In this issue of the Arquivos Brasileiros de Cardiologia, Kızıltunç et al.[11] published an interesting study in which they hypothesized serum sirtuin 1, 3 and 6 levels as possible biomarkers of myocardial infarct size and prognosis in AMI patients. Temporal levels of serum sirtuin 1, 3 and 6 and their association with AMI prognostic markers were examined. Patients with AMI (n = 40) and patients with normal coronary arteries (n = 40) were included and evaluated regarding left ventricular ejection fraction (LVEF), serum proBNP, CRP, and serum levels of sirtuin1, sirtuin 3, and sirtuin 6. Peak troponin T, GRACE score, and first day/second-day sirtuin levels were recorded for AMI patients. The authors found that sirtuin 1, 3 and 6 levels in AMI were similar to those in normal coronary patients, and no temporal change in sirtuins levels was observed during infarction course. Furthermore, there was no significant correlation between sirtuins levels and traditional markers of infarct size such as proBNP, peak troponin T, or LVEF. However, baseline sirtuin 1 and 6 levels were positively correlated with reperfusion duration, and baseline sirtuin 3 was negatively correlated with GRACE score. As pointed out by the authors, the negative correlation between sirtuin 3 and GRACE score suggests a possible role of sirtuin 3 for risk assessment in AMI patients.

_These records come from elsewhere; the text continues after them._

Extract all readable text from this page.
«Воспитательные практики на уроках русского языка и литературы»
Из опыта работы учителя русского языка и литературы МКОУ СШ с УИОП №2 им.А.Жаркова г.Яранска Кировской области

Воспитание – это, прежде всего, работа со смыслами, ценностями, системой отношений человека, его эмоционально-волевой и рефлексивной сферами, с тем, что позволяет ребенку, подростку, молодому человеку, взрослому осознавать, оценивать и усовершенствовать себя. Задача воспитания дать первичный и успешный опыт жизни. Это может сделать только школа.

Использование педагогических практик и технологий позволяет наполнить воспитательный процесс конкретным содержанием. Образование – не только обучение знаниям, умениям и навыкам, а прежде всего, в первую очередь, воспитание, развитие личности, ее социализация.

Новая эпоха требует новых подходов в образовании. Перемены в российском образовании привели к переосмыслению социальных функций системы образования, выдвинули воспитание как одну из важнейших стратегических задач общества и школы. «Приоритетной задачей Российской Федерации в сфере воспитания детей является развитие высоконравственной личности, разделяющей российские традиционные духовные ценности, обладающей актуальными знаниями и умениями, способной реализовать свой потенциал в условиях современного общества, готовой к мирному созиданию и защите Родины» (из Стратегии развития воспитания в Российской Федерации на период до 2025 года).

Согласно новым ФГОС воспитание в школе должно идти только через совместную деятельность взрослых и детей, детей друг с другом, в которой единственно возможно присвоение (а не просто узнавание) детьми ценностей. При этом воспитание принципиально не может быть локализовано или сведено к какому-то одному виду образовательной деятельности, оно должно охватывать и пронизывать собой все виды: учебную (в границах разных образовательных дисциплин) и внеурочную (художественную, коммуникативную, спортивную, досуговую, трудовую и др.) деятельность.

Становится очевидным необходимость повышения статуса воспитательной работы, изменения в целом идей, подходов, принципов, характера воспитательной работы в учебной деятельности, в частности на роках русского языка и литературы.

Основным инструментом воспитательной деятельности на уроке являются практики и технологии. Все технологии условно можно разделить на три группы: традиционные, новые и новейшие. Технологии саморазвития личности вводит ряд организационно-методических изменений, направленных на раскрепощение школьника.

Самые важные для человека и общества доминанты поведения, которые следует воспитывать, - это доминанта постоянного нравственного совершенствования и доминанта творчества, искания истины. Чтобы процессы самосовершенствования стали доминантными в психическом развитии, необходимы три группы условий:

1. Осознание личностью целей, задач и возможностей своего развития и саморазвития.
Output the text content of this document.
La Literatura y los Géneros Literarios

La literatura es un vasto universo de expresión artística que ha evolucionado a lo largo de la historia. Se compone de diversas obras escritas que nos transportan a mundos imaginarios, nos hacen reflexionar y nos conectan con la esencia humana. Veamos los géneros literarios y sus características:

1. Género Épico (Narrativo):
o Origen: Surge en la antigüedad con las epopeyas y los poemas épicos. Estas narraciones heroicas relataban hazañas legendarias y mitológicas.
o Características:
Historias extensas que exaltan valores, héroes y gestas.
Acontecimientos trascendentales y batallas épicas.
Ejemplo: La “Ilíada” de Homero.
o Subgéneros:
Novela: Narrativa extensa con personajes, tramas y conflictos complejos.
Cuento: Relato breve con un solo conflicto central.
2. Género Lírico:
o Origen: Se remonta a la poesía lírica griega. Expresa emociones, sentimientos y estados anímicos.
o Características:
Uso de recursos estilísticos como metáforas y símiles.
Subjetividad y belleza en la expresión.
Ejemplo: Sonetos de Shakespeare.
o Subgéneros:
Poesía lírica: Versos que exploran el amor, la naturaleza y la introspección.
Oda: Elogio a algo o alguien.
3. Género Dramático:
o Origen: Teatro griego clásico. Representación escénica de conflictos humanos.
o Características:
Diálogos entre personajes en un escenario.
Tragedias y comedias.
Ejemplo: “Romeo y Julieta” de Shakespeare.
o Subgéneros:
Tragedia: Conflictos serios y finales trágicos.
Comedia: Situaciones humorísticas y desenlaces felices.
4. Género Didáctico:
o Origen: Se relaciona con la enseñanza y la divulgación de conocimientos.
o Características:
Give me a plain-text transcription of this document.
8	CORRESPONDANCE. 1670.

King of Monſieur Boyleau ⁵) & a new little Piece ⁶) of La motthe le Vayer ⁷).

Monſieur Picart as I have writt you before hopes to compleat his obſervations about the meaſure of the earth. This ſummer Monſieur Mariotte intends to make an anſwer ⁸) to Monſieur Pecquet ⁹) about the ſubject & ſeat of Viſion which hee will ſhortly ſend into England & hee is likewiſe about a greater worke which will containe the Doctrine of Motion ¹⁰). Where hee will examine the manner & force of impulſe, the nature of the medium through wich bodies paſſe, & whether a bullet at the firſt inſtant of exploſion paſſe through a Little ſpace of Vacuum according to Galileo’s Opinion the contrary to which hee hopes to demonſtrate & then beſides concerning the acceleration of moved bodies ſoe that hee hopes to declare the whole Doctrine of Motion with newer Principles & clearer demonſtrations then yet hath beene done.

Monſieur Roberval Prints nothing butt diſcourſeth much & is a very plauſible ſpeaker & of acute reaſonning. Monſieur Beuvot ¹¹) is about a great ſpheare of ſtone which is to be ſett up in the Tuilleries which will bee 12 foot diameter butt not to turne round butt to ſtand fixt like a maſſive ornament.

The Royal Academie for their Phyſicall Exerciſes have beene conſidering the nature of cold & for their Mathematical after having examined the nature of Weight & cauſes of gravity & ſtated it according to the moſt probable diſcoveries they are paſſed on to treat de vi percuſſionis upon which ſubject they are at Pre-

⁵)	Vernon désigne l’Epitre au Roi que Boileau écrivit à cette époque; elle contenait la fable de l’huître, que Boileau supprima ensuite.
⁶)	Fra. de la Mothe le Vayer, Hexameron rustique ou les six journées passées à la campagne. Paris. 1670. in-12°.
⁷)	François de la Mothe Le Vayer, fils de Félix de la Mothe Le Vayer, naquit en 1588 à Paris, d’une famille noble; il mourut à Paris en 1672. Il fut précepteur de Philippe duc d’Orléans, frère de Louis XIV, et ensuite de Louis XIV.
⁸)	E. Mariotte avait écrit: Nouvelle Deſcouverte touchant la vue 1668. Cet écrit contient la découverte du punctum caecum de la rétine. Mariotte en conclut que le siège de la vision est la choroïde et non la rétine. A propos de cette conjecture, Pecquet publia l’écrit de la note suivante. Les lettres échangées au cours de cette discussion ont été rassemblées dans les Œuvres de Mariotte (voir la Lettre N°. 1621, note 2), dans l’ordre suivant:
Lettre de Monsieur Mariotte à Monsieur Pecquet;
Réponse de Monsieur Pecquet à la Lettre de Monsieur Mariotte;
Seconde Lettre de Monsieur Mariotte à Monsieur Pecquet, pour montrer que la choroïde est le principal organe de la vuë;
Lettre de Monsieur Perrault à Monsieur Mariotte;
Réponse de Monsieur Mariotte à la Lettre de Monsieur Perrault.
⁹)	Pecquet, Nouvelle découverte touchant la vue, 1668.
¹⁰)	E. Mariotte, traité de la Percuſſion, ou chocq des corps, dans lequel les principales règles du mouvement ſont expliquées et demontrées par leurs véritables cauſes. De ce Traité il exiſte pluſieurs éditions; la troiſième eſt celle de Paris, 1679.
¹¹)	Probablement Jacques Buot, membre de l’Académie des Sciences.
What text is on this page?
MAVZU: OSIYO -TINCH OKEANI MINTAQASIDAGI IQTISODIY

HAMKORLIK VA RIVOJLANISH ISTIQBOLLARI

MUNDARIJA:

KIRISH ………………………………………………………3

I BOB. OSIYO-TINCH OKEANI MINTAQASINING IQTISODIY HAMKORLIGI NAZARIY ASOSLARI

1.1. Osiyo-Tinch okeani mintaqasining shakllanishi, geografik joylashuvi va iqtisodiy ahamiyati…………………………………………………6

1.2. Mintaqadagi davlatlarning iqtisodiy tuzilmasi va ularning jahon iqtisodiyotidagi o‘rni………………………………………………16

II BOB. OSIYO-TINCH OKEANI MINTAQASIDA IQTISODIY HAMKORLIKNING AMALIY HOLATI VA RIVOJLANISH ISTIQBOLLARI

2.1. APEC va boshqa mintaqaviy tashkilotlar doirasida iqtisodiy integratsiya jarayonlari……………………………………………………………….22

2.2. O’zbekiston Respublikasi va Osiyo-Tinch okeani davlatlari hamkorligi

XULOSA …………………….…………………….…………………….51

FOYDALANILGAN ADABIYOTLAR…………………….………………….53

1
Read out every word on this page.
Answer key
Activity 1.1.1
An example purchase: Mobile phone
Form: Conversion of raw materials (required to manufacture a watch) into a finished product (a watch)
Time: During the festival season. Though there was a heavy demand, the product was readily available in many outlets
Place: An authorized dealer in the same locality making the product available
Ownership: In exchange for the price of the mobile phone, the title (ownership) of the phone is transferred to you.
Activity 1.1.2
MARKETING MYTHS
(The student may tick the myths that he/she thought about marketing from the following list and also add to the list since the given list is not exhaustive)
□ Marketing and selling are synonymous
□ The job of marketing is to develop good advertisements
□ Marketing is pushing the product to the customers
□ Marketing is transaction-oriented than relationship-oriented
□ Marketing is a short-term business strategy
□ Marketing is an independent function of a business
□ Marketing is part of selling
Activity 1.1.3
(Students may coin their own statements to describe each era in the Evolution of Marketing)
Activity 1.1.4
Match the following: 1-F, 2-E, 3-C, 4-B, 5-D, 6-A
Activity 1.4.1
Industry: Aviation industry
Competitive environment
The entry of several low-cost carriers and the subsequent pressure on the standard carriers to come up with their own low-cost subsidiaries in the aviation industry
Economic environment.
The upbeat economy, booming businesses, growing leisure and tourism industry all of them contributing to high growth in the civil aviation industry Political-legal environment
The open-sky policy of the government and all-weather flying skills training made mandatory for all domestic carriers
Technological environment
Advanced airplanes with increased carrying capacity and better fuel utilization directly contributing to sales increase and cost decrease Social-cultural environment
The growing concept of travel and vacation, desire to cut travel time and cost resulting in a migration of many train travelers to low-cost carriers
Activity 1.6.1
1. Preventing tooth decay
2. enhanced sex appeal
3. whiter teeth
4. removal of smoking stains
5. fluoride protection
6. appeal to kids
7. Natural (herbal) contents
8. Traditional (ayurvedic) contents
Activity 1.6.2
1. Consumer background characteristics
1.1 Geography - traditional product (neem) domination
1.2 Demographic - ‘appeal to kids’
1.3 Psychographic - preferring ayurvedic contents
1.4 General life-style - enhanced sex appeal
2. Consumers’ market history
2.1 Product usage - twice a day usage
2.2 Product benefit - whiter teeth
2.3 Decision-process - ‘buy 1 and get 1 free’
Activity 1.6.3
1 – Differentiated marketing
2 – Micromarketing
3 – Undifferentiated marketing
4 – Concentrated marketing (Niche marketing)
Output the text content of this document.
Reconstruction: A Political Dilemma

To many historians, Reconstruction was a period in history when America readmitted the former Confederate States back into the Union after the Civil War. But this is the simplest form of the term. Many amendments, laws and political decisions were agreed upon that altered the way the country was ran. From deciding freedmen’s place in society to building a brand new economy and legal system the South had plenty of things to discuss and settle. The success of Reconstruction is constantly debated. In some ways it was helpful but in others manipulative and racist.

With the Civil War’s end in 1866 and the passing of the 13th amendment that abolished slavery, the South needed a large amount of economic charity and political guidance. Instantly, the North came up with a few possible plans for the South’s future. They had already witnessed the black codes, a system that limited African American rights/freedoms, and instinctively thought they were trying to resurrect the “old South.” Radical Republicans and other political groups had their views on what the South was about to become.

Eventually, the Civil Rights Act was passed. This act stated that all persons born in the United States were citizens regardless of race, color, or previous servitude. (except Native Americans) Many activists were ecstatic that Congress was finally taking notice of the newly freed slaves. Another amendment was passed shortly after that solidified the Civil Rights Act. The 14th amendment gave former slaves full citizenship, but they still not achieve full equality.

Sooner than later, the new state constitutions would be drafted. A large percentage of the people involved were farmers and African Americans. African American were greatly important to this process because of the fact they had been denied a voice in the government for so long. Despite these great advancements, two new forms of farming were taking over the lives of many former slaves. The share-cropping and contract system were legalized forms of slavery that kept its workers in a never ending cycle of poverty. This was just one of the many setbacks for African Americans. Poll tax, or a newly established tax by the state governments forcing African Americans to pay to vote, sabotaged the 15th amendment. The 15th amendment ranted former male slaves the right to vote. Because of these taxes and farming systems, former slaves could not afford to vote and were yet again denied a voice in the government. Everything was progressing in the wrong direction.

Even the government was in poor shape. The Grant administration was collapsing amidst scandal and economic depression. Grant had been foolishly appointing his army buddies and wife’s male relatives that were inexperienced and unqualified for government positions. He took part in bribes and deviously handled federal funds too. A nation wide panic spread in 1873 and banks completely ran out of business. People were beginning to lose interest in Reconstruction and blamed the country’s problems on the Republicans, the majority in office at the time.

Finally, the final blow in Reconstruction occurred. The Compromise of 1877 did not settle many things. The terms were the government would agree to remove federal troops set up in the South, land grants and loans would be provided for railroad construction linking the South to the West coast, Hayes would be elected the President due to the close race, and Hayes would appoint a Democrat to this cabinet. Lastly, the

In this study, it should be pointed out that 95% of AMI patients were classified as Killip I functional class. Therefore, although the authors have observed similar sirtuins levels in AMI and normal coronary patients, further investigation is needed to clarify whether serum sirtuin levels modify in AMI patients with worse cardiac function.[12]

In the literature, experimental artery occlusion-mediated infarction was combined with decreased sirtuin 3 expression in rats.[13] Furthermore, sirtuin 3 knockout induced coronary microvascular dysfunction and cardiac remodeling impairment, while sirtuin 3 upregulation improved cardiac function in post-infarction mice.[8] On the other hand, sirtuin 3 deficiency did not change infarction size or cardiac function.[14] Therefore, additional studies are needed to clarify the role of sirtuins in the pathophysiology of myocardial infarction.